Simpson’s reading and conversation presentation is being held by Lakehead University’s Department of English with support from the Office of Indigenous Initiatives and Thunder Bay Public Library. Limited spaces are available for people who are interested in joining the live moderated Question and Answer session through the Zoom platform, but the presentation is also being live-streamed for people who are interested in watching on the Department of English at Lakehead University’s YouTube channel.
Simpson says this has been a different year for writers who are looking to speak to people about their newly published books.
“Normally there would be lots of in-person events and meetings and discussions about books but this year because of COVID-19 (the coronavirus disease 2019 pandemic) everything has moved online,” Simpson says. “So there’s been a series of literary festivals that I’ve done readings at, but going back to the beginning of the pandemic, I was trying to think about not so much to promote the book but how the book could travel in the world in a time of pandemic, in a time where I physically couldn’t go and visit with people and share the work in person.”
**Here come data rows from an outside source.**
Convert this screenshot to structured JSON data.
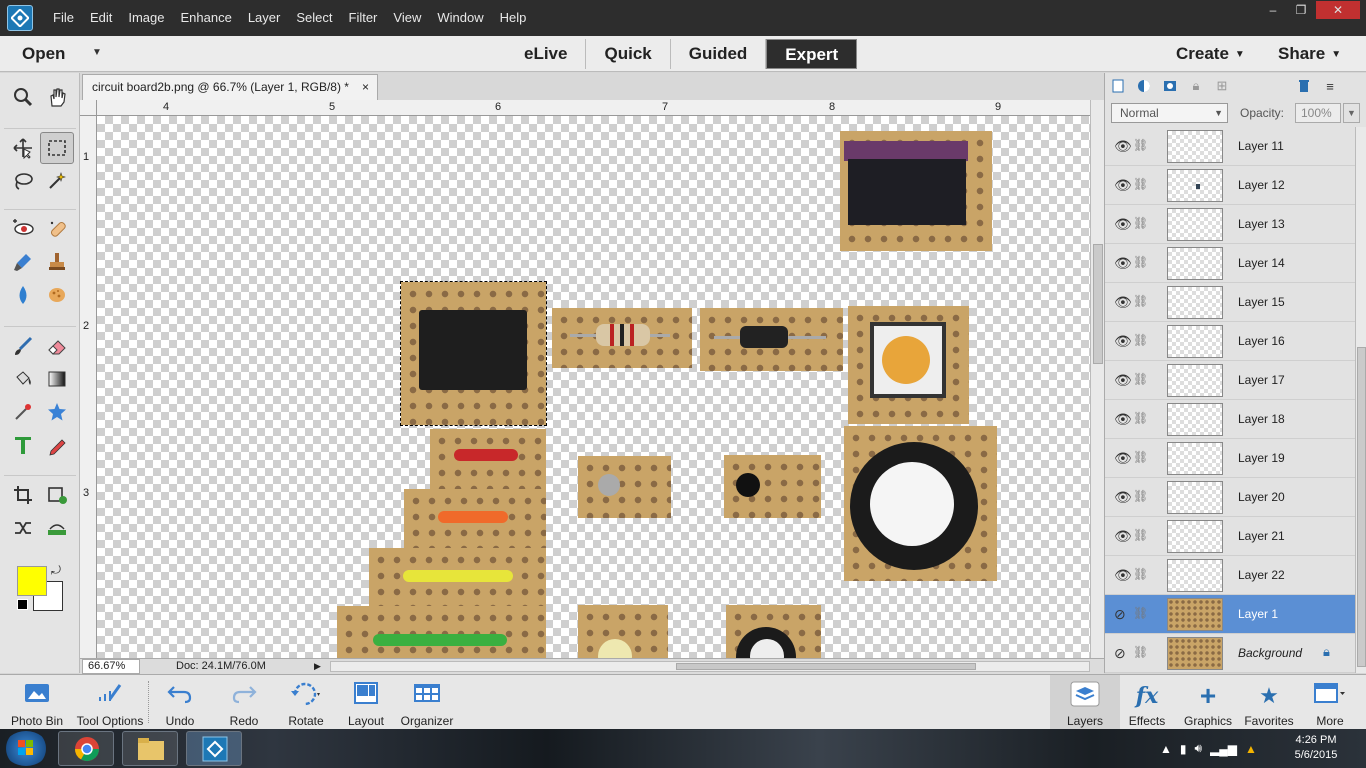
{
  "menubar": {
    "items": [
      "File",
      "Edit",
      "Image",
      "Enhance",
      "Layer",
      "Select",
      "Filter",
      "View",
      "Window",
      "Help"
    ],
    "window_controls": [
      "–",
      "❐",
      "✕"
    ]
  },
  "modebar": {
    "open_label": "Open",
    "modes": [
      "eLive",
      "Quick",
      "Guided",
      "Expert"
    ],
    "active_mode": "Expert",
    "create_label": "Create",
    "share_label": "Share"
  },
  "document": {
    "tab_title": "circuit board2b.png @ 66.7% (Layer 1, RGB/8) *",
    "close_glyph": "×",
    "ruler_top": [
      "4",
      "5",
      "6",
      "7",
      "8",
      "9"
    ],
    "ruler_left": [
      "1",
      "2",
      "3"
    ]
  },
  "statusbar": {
    "zoom": "66.67%",
    "doc_info": "Doc: 24.1M/76.0M",
    "arrow": "▶"
  },
  "colors": {
    "foreground": "#ffff00",
    "background": "#ffffff",
    "accent": "#5b8fd4"
  },
  "layers_panel": {
    "blend_mode": "Normal",
    "opacity_label": "Opacity:",
    "opacity_value": "100%",
    "layers": [
      {
        "name": "Layer 11",
        "visible": true
      },
      {
        "name": "Layer 12",
        "visible": true
      },
      {
        "name": "Layer 13",
        "visible": true
      },
      {
        "name": "Layer 14",
        "visible": true
      },
      {
        "name": "Layer 15",
        "visible": true
      },
      {
        "name": "Layer 16",
        "visible": true
      },
      {
        "name": "Layer 17",
        "visible": true
      },
      {
        "name": "Layer 18",
        "visible": true
      },
      {
        "name": "Layer 19",
        "visible": true
      },
      {
        "name": "Layer 20",
        "visible": true
      },
      {
        "name": "Layer 21",
        "visible": true
      },
      {
        "name": "Layer 22",
        "visible": true
      },
      {
        "name": "Layer 1",
        "visible": false,
        "selected": true
      },
      {
        "name": "Background",
        "visible": false,
        "locked": true
      }
    ]
  },
  "bottombar": {
    "items": [
      "Photo Bin",
      "Tool Options",
      "Undo",
      "Redo",
      "Rotate",
      "Layout",
      "Organizer"
    ],
    "right_items": [
      "Layers",
      "Effects",
      "Graphics",
      "Favorites",
      "More"
    ]
  },
  "taskbar": {
    "time": "4:26 PM",
    "date": "5/6/2015"
  }
}
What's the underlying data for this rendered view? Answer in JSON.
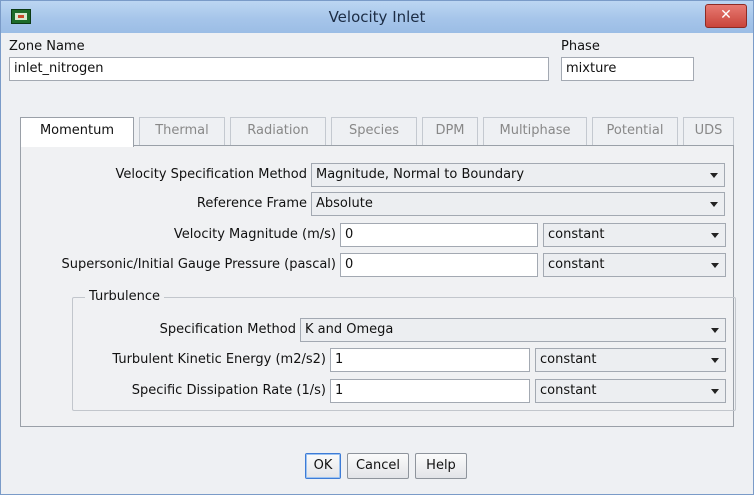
{
  "window": {
    "title": "Velocity Inlet",
    "close_symbol": "✕"
  },
  "zone": {
    "label": "Zone Name",
    "value": "inlet_nitrogen"
  },
  "phase": {
    "label": "Phase",
    "value": "mixture"
  },
  "tabs": [
    "Momentum",
    "Thermal",
    "Radiation",
    "Species",
    "DPM",
    "Multiphase",
    "Potential",
    "UDS"
  ],
  "active_tab": "Momentum",
  "momentum": {
    "velocity_spec": {
      "label": "Velocity Specification Method",
      "value": "Magnitude, Normal to Boundary"
    },
    "reference_frame": {
      "label": "Reference Frame",
      "value": "Absolute"
    },
    "velocity_magnitude": {
      "label": "Velocity Magnitude (m/s)",
      "value": "0",
      "mode": "constant"
    },
    "gauge_pressure": {
      "label": "Supersonic/Initial Gauge Pressure (pascal)",
      "value": "0",
      "mode": "constant"
    },
    "turbulence": {
      "group_label": "Turbulence",
      "spec_method": {
        "label": "Specification Method",
        "value": "K and Omega"
      },
      "kinetic_energy": {
        "label": "Turbulent Kinetic Energy (m2/s2)",
        "value": "1",
        "mode": "constant"
      },
      "dissipation_rate": {
        "label": "Specific Dissipation Rate (1/s)",
        "value": "1",
        "mode": "constant"
      }
    }
  },
  "buttons": {
    "ok": "OK",
    "cancel": "Cancel",
    "help": "Help"
  }
}
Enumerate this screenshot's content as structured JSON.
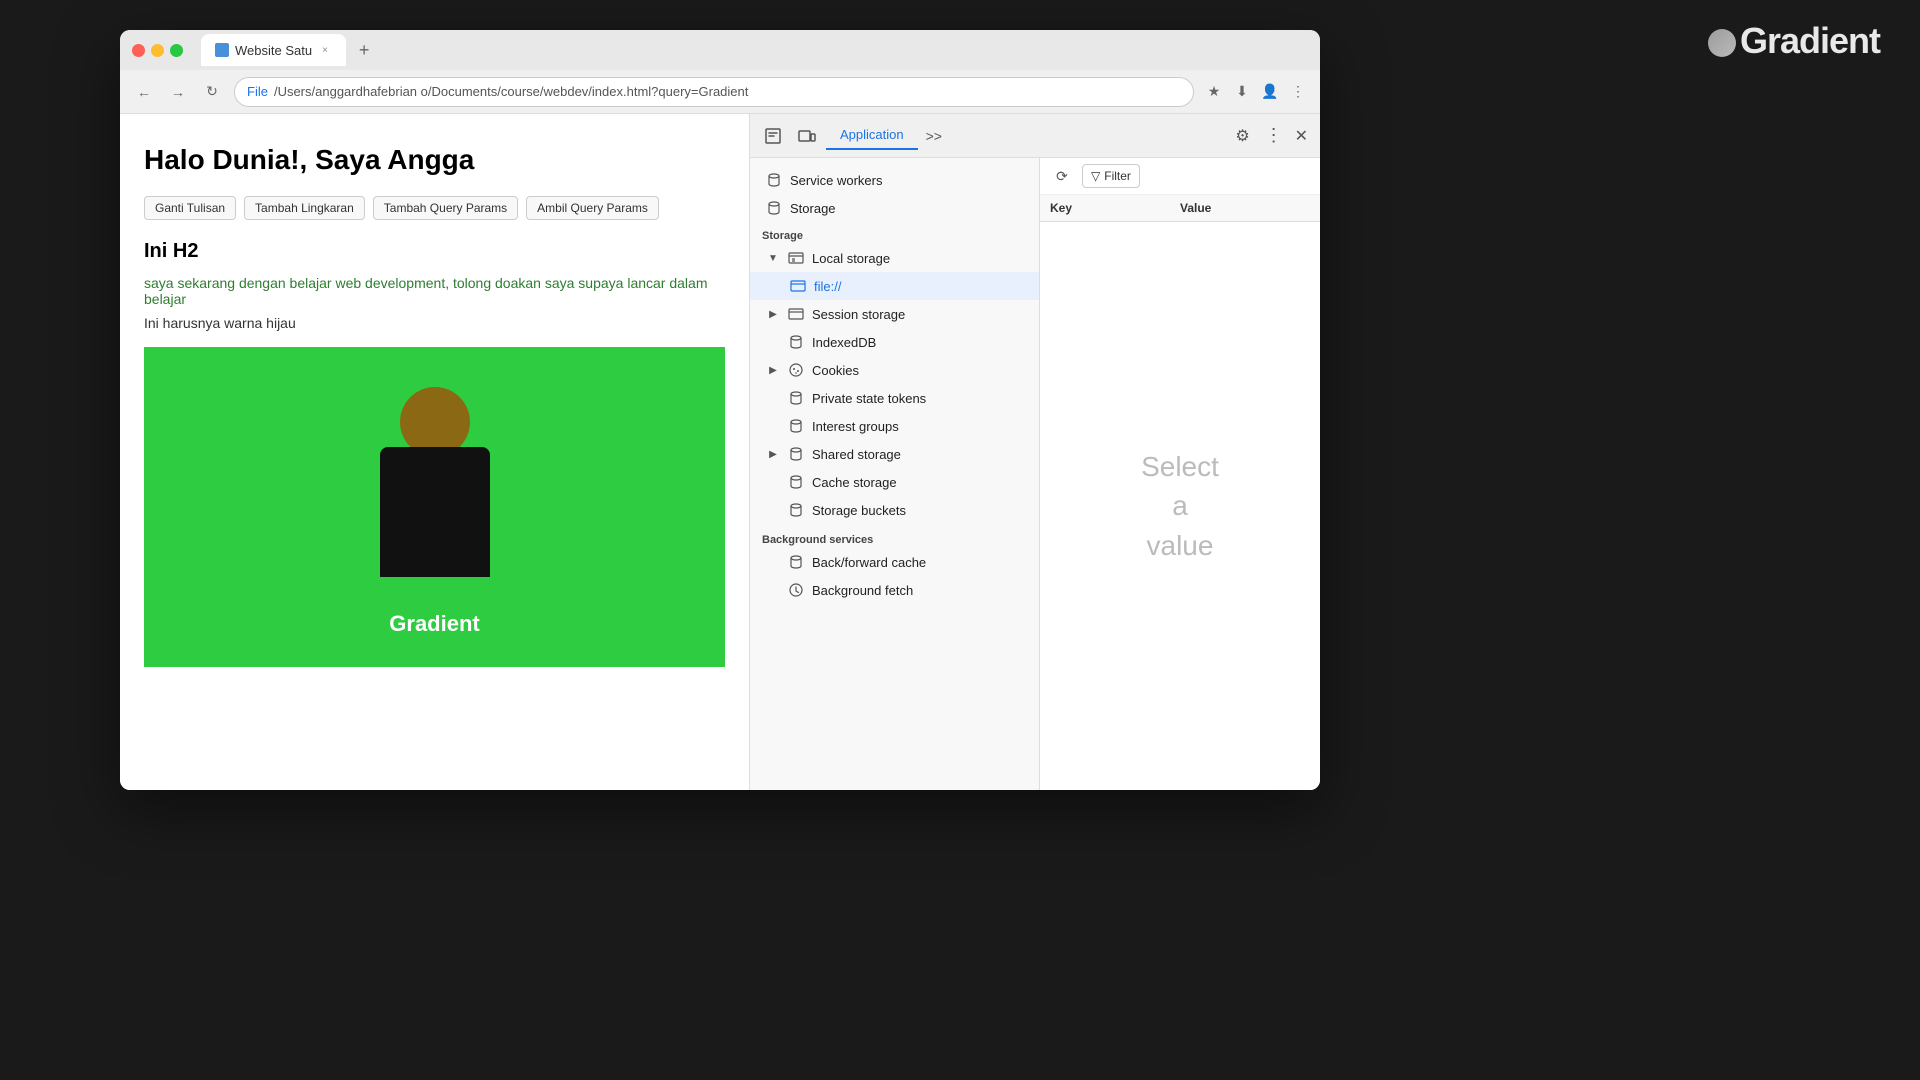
{
  "browser": {
    "tab_title": "Website Satu",
    "tab_close": "×",
    "tab_new": "+",
    "nav": {
      "back": "←",
      "forward": "→",
      "reload": "↻"
    },
    "url": {
      "protocol_label": "File",
      "path": "/Users/anggardhafebrian o/Documents/course/webdev/index.html?query=Gradient"
    },
    "addr_icons": [
      "★",
      "⬇",
      "👤",
      "⋮"
    ]
  },
  "webpage": {
    "title": "Halo Dunia!, Saya Angga",
    "buttons": [
      "Ganti Tulisan",
      "Tambah Lingkaran",
      "Tambah Query Params",
      "Ambil Query Params"
    ],
    "h2": "Ini H2",
    "green_text": "saya sekarang dengan belajar web development, tolong doakan saya supaya lancar dalam belajar",
    "black_text": "Ini harusnya warna hijau",
    "gradient_text": "Gradient"
  },
  "devtools": {
    "tabs": [
      "Application"
    ],
    "active_tab": "Application",
    "toolbar": {
      "refresh_label": "⟳",
      "filter_label": "Filter",
      "more_label": "⋮",
      "close_label": "×"
    },
    "table": {
      "col_key": "Key",
      "col_value": "Value"
    },
    "empty_state": "Select\na\nvalue",
    "sidebar": {
      "top_items": [
        {
          "id": "service-workers",
          "label": "Service workers",
          "icon": "sw"
        },
        {
          "id": "storage",
          "label": "Storage",
          "icon": "db"
        }
      ],
      "storage_section": "Storage",
      "storage_items": [
        {
          "id": "local-storage",
          "label": "Local storage",
          "icon": "table",
          "expandable": true,
          "expanded": true
        },
        {
          "id": "local-storage-file",
          "label": "file://",
          "icon": "table",
          "indent": 2
        },
        {
          "id": "session-storage",
          "label": "Session storage",
          "icon": "table",
          "expandable": true,
          "expanded": false
        },
        {
          "id": "indexeddb",
          "label": "IndexedDB",
          "icon": "db",
          "expandable": false
        },
        {
          "id": "cookies",
          "label": "Cookies",
          "icon": "cookie",
          "expandable": true,
          "expanded": false
        },
        {
          "id": "private-state-tokens",
          "label": "Private state tokens",
          "icon": "db"
        },
        {
          "id": "interest-groups",
          "label": "Interest groups",
          "icon": "db"
        },
        {
          "id": "shared-storage",
          "label": "Shared storage",
          "icon": "db",
          "expandable": true,
          "expanded": false
        },
        {
          "id": "cache-storage",
          "label": "Cache storage",
          "icon": "db"
        },
        {
          "id": "storage-buckets",
          "label": "Storage buckets",
          "icon": "db"
        }
      ],
      "bg_services_section": "Background services",
      "bg_services_items": [
        {
          "id": "back-forward-cache",
          "label": "Back/forward cache",
          "icon": "db"
        },
        {
          "id": "background-fetch",
          "label": "Background fetch",
          "icon": "arrow"
        }
      ]
    }
  }
}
Simpson also created a collaborative album with her sister Ansley Simpson, a singer/songwriter, called the Noopiming Sessions, which is a series of four readings from the book that are overlaid with music by Ansley.
“And tonight (Oct. 22), we are releasing a video of the first track called ‘Solidification,’” Simpson says. “So it’s just a way of trying to engage people outside of Zoom and outside of being able to talk in-person.”
The Noopiming Sessions are posted online.
Information about the presentation is available online.